We spent our last two nights in Kakheti at Schuchmann Wine Resort. It was equipped with a restaurant, pool, mini golf, tours, mature grape vines, a gym and more ping pong! We loved our stay there albeit trying at times when the large group of 10 Russians at the pool used a knife to whack off eight sparkling wine bottle tops from the pool deck into the vineyard. Another group fraternising with the manager during dinner time had taken over the music in the large restaurant balcony and started playing pop songs and even Coolio’s Ganster’s Paradise. As the music mashup continued, more glasses of dryer or fruitier wine were demanded followed by roaring laughter. I then overheard one young woman who was just passed a cigar declare, “This is the best night of my life.” I was happy for them, but not happy with their disrespect for the rest of us. Perhaps they were feeling a bit of that entitlement that comes with special treatment.
Our last day in Georgia was upon us and we shared another seatbeltless taxi back to Tbilisi with a nice Swiss couple. We were staying near the airport and had a big decision to make. This was our night, to go or not to go, to Bassiani. The problem was that we needed to leave the hotel by 3AM to catch our 5:30AM flight. Bassiani opened at 12:00 midnight and it was about 20 minutes from our hotel. We went for it, ALL NIGHTER!
First, we went to see our favourite place, Art Home Café, for drinks and some food on their rooftop patio. Next, a quick Yandex Taxi to Bassiani. There was a big line and it was 12:30, but there was movement and everyone was getting in. Close to 1:00AM we were in and quickly made our way down a long hallway into a beautiful concrete bunker of a place. People were dancing away to techno music, the lighting subtle yet effective, no lasers, no CO2 cannons, no LED screens and no bottle service booths. The people were here for music and each other. There was space beside one another to dance, no one was aggressive, it felt like a very pure experience. It seemed like everyone felt truly lucky to have a place like that where they could be free and where they could dance.

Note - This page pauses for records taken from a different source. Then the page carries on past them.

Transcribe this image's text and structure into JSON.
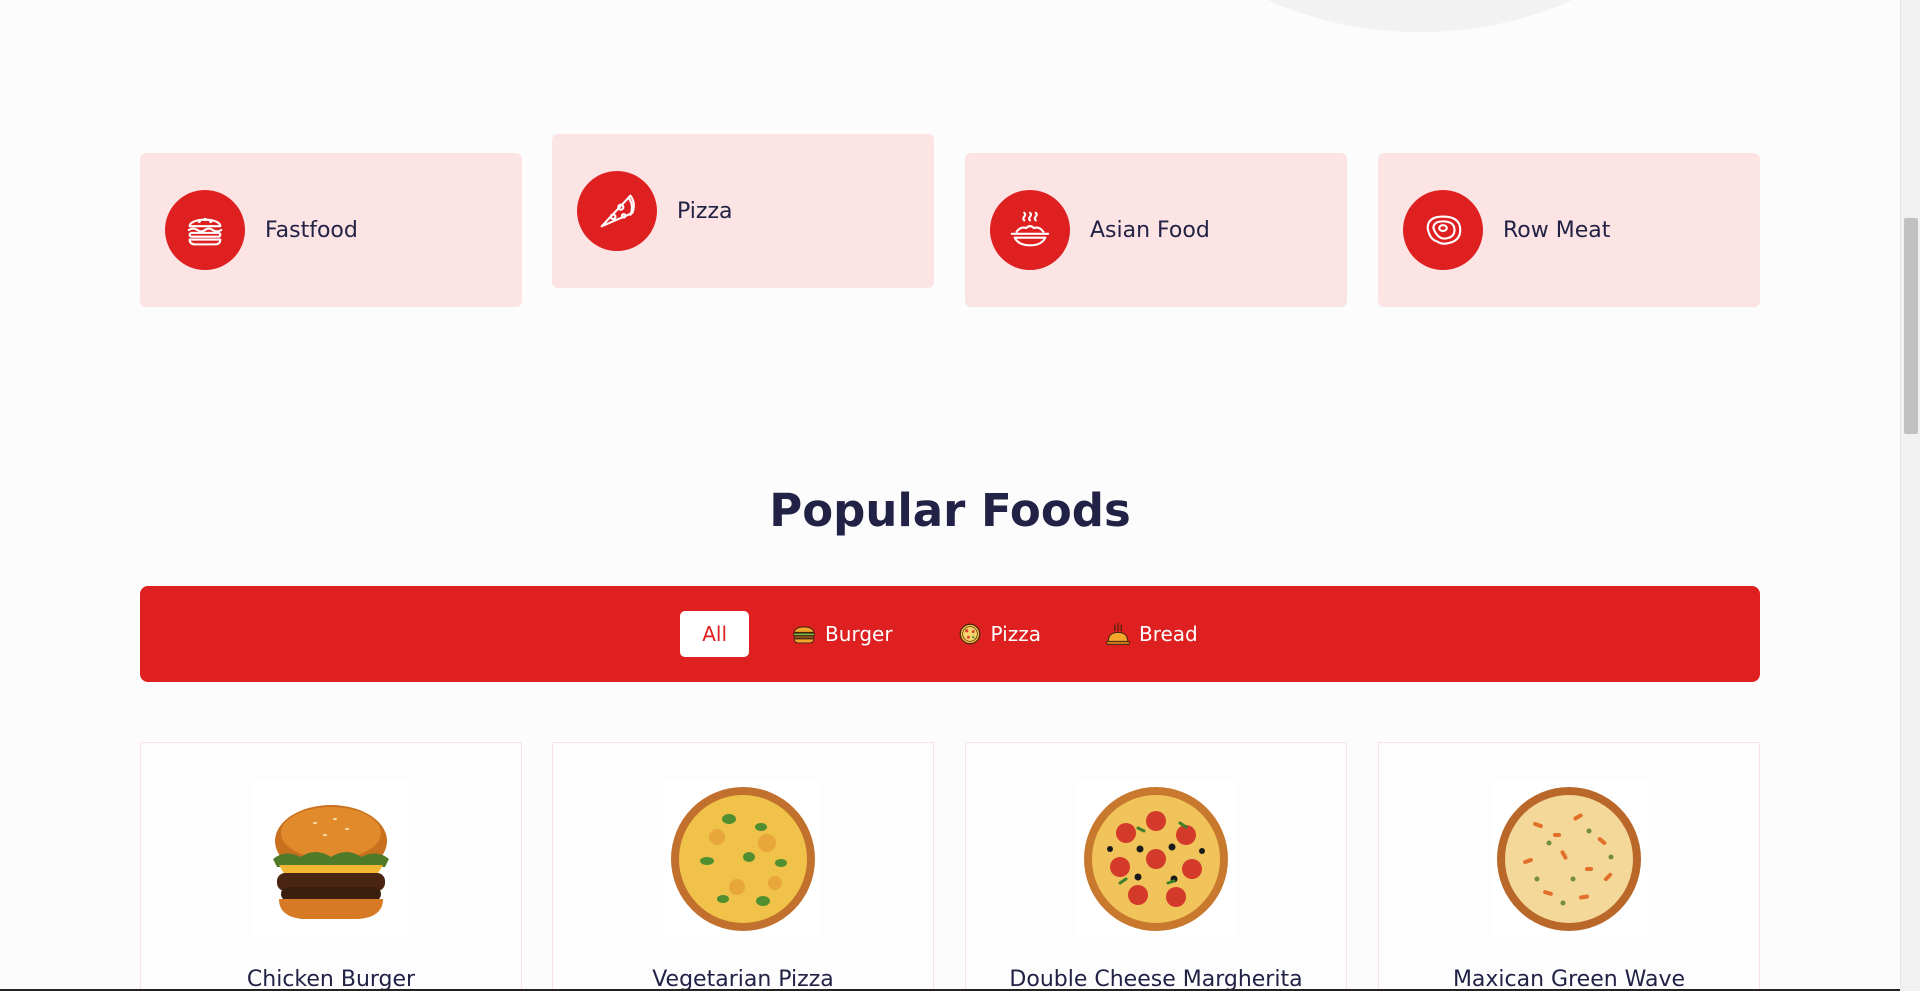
{
  "categories": [
    {
      "label": "Fastfood",
      "icon": "burger-icon"
    },
    {
      "label": "Pizza",
      "icon": "pizza-slice-icon"
    },
    {
      "label": "Asian Food",
      "icon": "noodle-bowl-icon"
    },
    {
      "label": "Row Meat",
      "icon": "steak-icon"
    }
  ],
  "popular": {
    "title": "Popular Foods"
  },
  "filters": [
    {
      "label": "All",
      "active": true
    },
    {
      "label": "Burger",
      "icon": "burger-icon"
    },
    {
      "label": "Pizza",
      "icon": "pizza-icon"
    },
    {
      "label": "Bread",
      "icon": "bread-icon"
    }
  ],
  "products": [
    {
      "name": "Chicken Burger"
    },
    {
      "name": "Vegetarian Pizza"
    },
    {
      "name": "Double Cheese Margherita"
    },
    {
      "name": "Maxican Green Wave"
    }
  ],
  "colors": {
    "accent": "#df2020",
    "card_bg": "#fde4e4",
    "heading": "#212245"
  }
}
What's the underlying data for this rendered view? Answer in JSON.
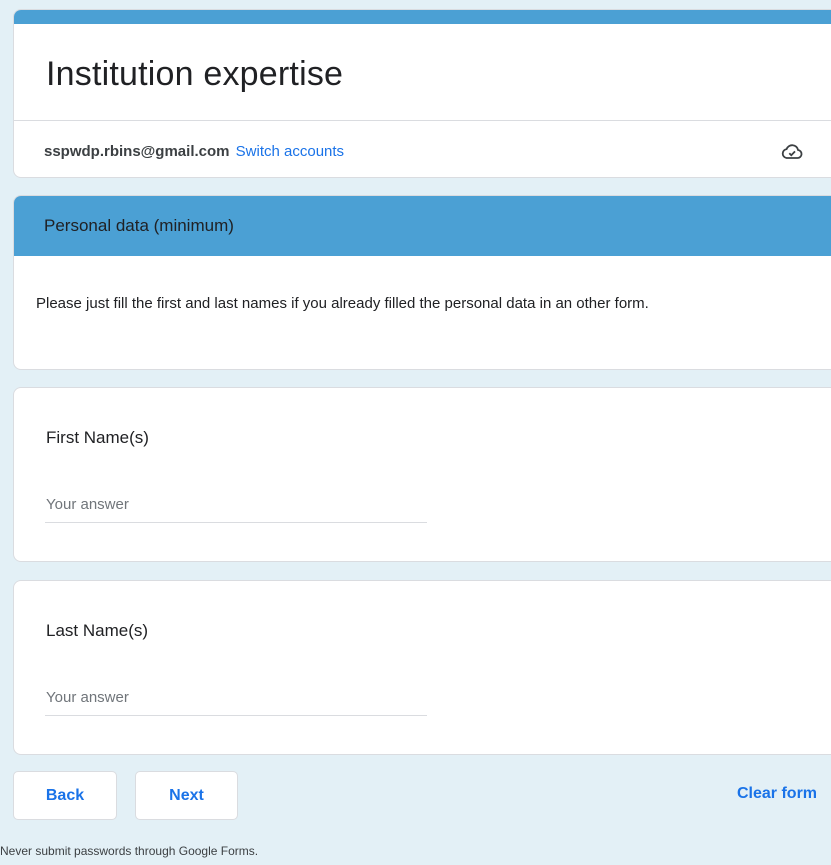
{
  "form": {
    "title": "Institution expertise",
    "account_email": "sspwdp.rbins@gmail.com",
    "switch_accounts_label": "Switch accounts",
    "cloud_icon": "cloud-saved-icon"
  },
  "section": {
    "title": "Personal data (minimum)",
    "description": "Please just fill the first and last names if you already filled the personal data in an other form."
  },
  "questions": [
    {
      "title": "First Name(s)",
      "placeholder": "Your answer",
      "value": ""
    },
    {
      "title": "Last Name(s)",
      "placeholder": "Your answer",
      "value": ""
    }
  ],
  "nav": {
    "back_label": "Back",
    "next_label": "Next",
    "clear_label": "Clear form"
  },
  "footer": {
    "note": "Never submit passwords through Google Forms."
  },
  "colors": {
    "accent": "#4ba0d4",
    "link": "#1a73e8",
    "background": "#e3f0f6"
  }
}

We left feeling an even stronger connection to the country and made our way to the airport in time for our flight without even ruffling the sheets at our hotel.
Georgians are proud of their country and it was evident they wanted to share it with us and were grateful and pleased when we told them how much we liked it. We never faced any hostility or discrimination while meeting people or travelling around. In some countries, English speakers have a bad stereotype attached to them. Typically, I notice that locals who see newcomers negatively are opposed to change and hold on to the “how things were” feelings of the past. In Georgia, we experienced the complete opposite. People were generous, kind and many talked about what they loved to get us more excited rather than hiding it.
Why do few people know about Georgia? From discussions we had it seemed as though in the 70 years prior to Georgian independence in 1991, all the Georgian culture, food and wine was exported directly into the Soviet Union. The West and Europe had little exposure and no access to this cultural and historical treasure trove. Following independence, Georgia tumbled through a series of armed conflicts in the 1990s and most recently in 2008 in the Russo-Georgian war in the north leading many to think of Georgia as unsafe. Is Georgia safe? Where we travelled, absolutely. But, you should exercise caution in the border regions of the north.
Our excitement about the country continues to mount as we are already planning a second visit with friends and family. Hopefully that trip will be accompanied by some property viewings.